1-Methylpiperidine
- Names: Preferred IUPAC name 1-Methylpiperidine

Identifiers
- CAS Number: 626-67-5;
- 3D model (JSmol): Interactive image;
- ChEMBL: ChEMBL281417;
- ChemSpider: 11788;
- ECHA InfoCard: 100.009.964
- EC Number: 210-959-9;
- IUPHAR/BPS: 5522;
- PubChem CID: 12291;
- UNII: 617374QZN4;
- UN number: 2399
- CompTox Dashboard (EPA): DTXSID8060822 ;

Properties
- Chemical formula: C_{6}H_{13}N
- Molar mass: 99.18 g·mol^{−1}
- Density: 0.82 g·cm^{−3} (20 °C)
- Hazards: GHS labelling:
- Pictograms: GHS02: Flammable GHS05: Corrosive GHS06: Toxic
- Signal word: Danger
- Hazard statements: H225, H301, H302, H311, H312, H314, H331, H412
- Precautionary statements: P210, P233, P240, P241, P242, P243, P260, P262, P264, P264+P265, P270, P271, P273, P280, P301+P316, P301+P317, P301+P330+P331, P302+P352, P302+P361+P354, P303+P361+P353, P304+P340, P305+P354+P338, P316, P317, P321, P330, P361+P364, P362+P364, P363, P370+P378, P403+P233, P403+P235, P405, P501

= 1-Methylpiperidine =

1-Methylpiperidine (IUPAC nomenclature) is an organic chemical compound belonging to the group of cyclic compounds and tertiary amines. The compound serves as a starting material for organic syntheses and for the production of catalyst systems.

== Extraction and preparation ==
For the industrial production of 1-methylpiperidine, 5-amino-1-pentanol is reacted with methanol at 180–230 °C and 70–120 bar in the presence of an aluminum oxide-supported copper oxide catalyst.

The reaction is performed in the liquid phase in a continuous tubular or multi-tubular reactor. The catalyst is arranged as a fixed bed reactor, through which the reaction mixture can flow from either below or above. The product is purified by multistage distillation.

== Properties ==
=== Physical properties ===
1-Methylpiperidine has a relative density of 3.42 (density ratio to dry air at the same temperature and pressure) and a relative density of the vapor–air mixture of 1.10 (density ratio to dry air at 20 °C and under standard conditions). The dynamic viscosity at 20 °C is 5 mPa·s.
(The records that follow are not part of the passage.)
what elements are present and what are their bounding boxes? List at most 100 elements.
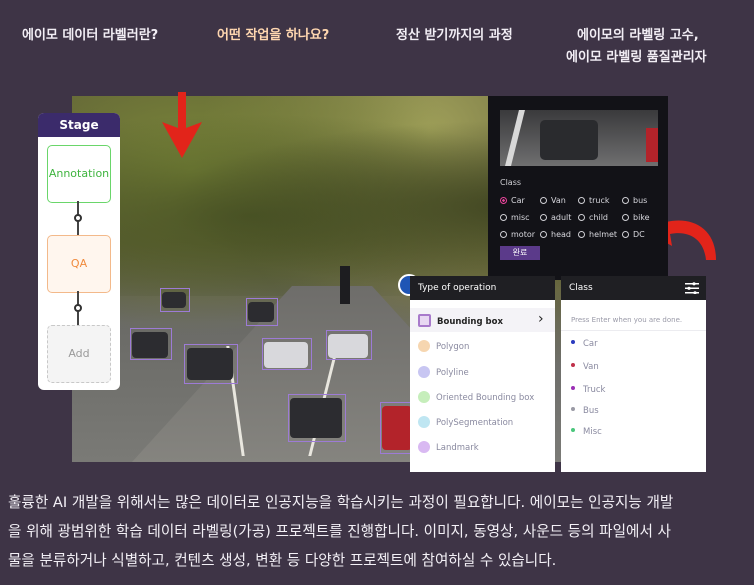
class-option-label: bus xyxy=(633,196,648,205)
class-option-bus[interactable]: bus xyxy=(622,196,647,205)
bounding-box xyxy=(246,298,278,326)
square-icon xyxy=(418,314,431,327)
operation-oriented-bounding-box[interactable]: Oriented Bounding box xyxy=(418,391,534,403)
bounding-box xyxy=(326,330,372,360)
class-option-label: misc xyxy=(511,213,530,222)
radio-icon xyxy=(622,231,629,238)
class-option-label: truck xyxy=(589,196,610,205)
class-item-label: Car xyxy=(583,339,598,349)
annotation-panel: Class Car Van truck bus misc adult child… xyxy=(488,96,668,280)
operation-label: Polygon xyxy=(436,342,470,352)
radio-icon xyxy=(578,231,585,238)
operation-label: Polyline xyxy=(436,368,469,378)
car xyxy=(540,120,598,160)
class-option-label: DC xyxy=(633,230,645,239)
traffic-light xyxy=(340,266,350,304)
radio-icon xyxy=(500,231,507,238)
description-line: 을 위해 광범위한 학습 데이터 라벨링(가공) 프로젝트를 진행합니다. 이미… xyxy=(8,523,671,540)
radio-icon xyxy=(578,214,585,221)
description: 훌륭한 AI 개발을 위해서는 많은 데이터로 인공지능을 학습시키는 과정이 … xyxy=(8,488,748,575)
divider xyxy=(561,330,706,331)
class-item-label: Misc xyxy=(583,427,602,437)
radio-icon xyxy=(622,197,629,204)
operation-bounding-box[interactable]: Bounding box xyxy=(418,314,503,327)
class-item-label: Bus xyxy=(583,406,599,416)
description-line: 훌륭한 AI 개발을 위해서는 많은 데이터로 인공지능을 학습시키는 과정이 … xyxy=(8,494,674,511)
class-item-label: Van xyxy=(583,362,599,372)
class-option-label: bike xyxy=(633,213,650,222)
class-option-label: child xyxy=(589,213,608,222)
bullet-icon xyxy=(571,363,575,367)
bullet-icon xyxy=(571,386,575,390)
chevron-right-icon: › xyxy=(538,311,544,327)
class-option-adult[interactable]: adult xyxy=(540,213,571,222)
radio-icon xyxy=(500,214,507,221)
class-item-van[interactable]: Van xyxy=(571,362,599,372)
operation-polyline[interactable]: Polyline xyxy=(418,366,469,378)
class-option-label: Car xyxy=(511,196,525,205)
class-panel: Class Press Enter when you are done. Car… xyxy=(561,276,706,472)
oriented-box-icon xyxy=(418,391,430,403)
bullet-icon xyxy=(571,340,575,344)
bounding-box xyxy=(184,344,238,384)
bounding-box xyxy=(160,288,190,312)
class-option-label: Van xyxy=(551,196,566,205)
class-option-head[interactable]: head xyxy=(540,230,571,239)
class-item-misc[interactable]: Misc xyxy=(571,427,602,437)
class-option-misc[interactable]: misc xyxy=(500,213,530,222)
description-line: 물을 분류하거나 식별하고, 컨텐츠 생성, 변환 등 다양한 프로젝트에 참여… xyxy=(8,552,557,569)
stage-annotation[interactable]: Annotation xyxy=(47,145,111,203)
operation-label: PolySegmentation xyxy=(436,418,514,428)
arrow-down-icon xyxy=(162,92,202,158)
class-item-truck[interactable]: Truck xyxy=(571,385,605,395)
bounding-box xyxy=(262,338,312,370)
nav-item-settlement-process[interactable]: 정산 받기까지의 과정 xyxy=(396,26,513,46)
operation-label: Oriented Bounding box xyxy=(436,393,535,403)
settings-icon[interactable] xyxy=(685,282,699,294)
stage-add-button[interactable]: Add xyxy=(47,325,111,383)
nav-item-quality-manager-line2: 에이모 라벨링 품질관리자 xyxy=(566,50,707,65)
radio-icon xyxy=(622,214,629,221)
segmentation-icon xyxy=(418,416,430,428)
nav-item-what-work[interactable]: 어떤 작업을 하나요? xyxy=(217,26,329,46)
class-option-motor[interactable]: motor xyxy=(500,230,535,239)
class-option-car[interactable]: Car xyxy=(500,196,525,205)
class-option-van[interactable]: Van xyxy=(540,196,566,205)
stage-qa[interactable]: QA xyxy=(47,235,111,293)
class-option-dc[interactable]: DC xyxy=(622,230,645,239)
bounding-box xyxy=(130,328,172,360)
operation-polysegmentation[interactable]: PolySegmentation xyxy=(418,416,513,428)
class-item-bus[interactable]: Bus xyxy=(571,406,599,416)
landmark-icon xyxy=(418,441,430,453)
stage-title: Stage xyxy=(38,113,120,137)
bounding-box xyxy=(288,394,346,442)
polyline-icon xyxy=(418,366,430,378)
operation-polygon[interactable]: Polygon xyxy=(418,340,469,352)
car xyxy=(646,128,658,162)
class-item-car[interactable]: Car xyxy=(571,339,598,349)
stage-dot xyxy=(74,214,82,222)
class-option-truck[interactable]: truck xyxy=(578,196,610,205)
class-option-helmet[interactable]: helmet xyxy=(578,230,617,239)
class-option-label: helmet xyxy=(589,230,618,239)
radio-icon xyxy=(578,197,585,204)
lane-marking xyxy=(505,110,525,166)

=== Chemical properties ===
1-Methylpiperidine is a highly flammable, colorless liquid with an amine-like odor. The compound belongs to the class of cyclic, tertiary amines and can also be considered a heterocyclic compound. N-Methylpiperidine is miscible with water and exhibits strong reactivity as an aqueous alkaline solution. At 20 °C, an aqueous solution of the compound (concentration: 100 g/l) has a pH value of 12. Violent reactions may occur with acids and oxidizing agents.

== Use ==
1-Methylpiperidine is used, among other applications, as an intermediate in the production of the growth regulator mepiquat chloride. It is also used as a solvent and in the synthesis of other chemicals. Furthermore, 1-methylpiperidine serves as a reagent for the synthesis of catalyst systems based on ruthenium. It is also employed in the preparation of antibacterial imidazoleium, pyrroleidinium and piperidine salts.

== Safety information ==
The vapors of 1-methylpiperidine form explosive mixtures with air. The substance is primarily absorbed via the respiratory tract. Significant absorption through the skin is also suspected. Ingestion or exposure causes acute irritation of the mucous membrane of the eye, the respiratory tract, and the skin. No chronic data are available for humans. Reproductive toxicity could not be demonstrated in animal studies, but no corresponding human data exist. No detailed information is available on mutagenicity or carcinogenicity. 1-Methylpiperidine has a lower explosion limit (LEL) of 1.1 % by volume and an upper explosion limit (OEL) of 9.9 % by volume. The ignition temperature is 205 °C, placing the substance in temperature class T3. With a flash point of 3 °C, 1-methylpiperidine is considered highly flammable. The compound is also classified as highly hazardous to the aquatic environment.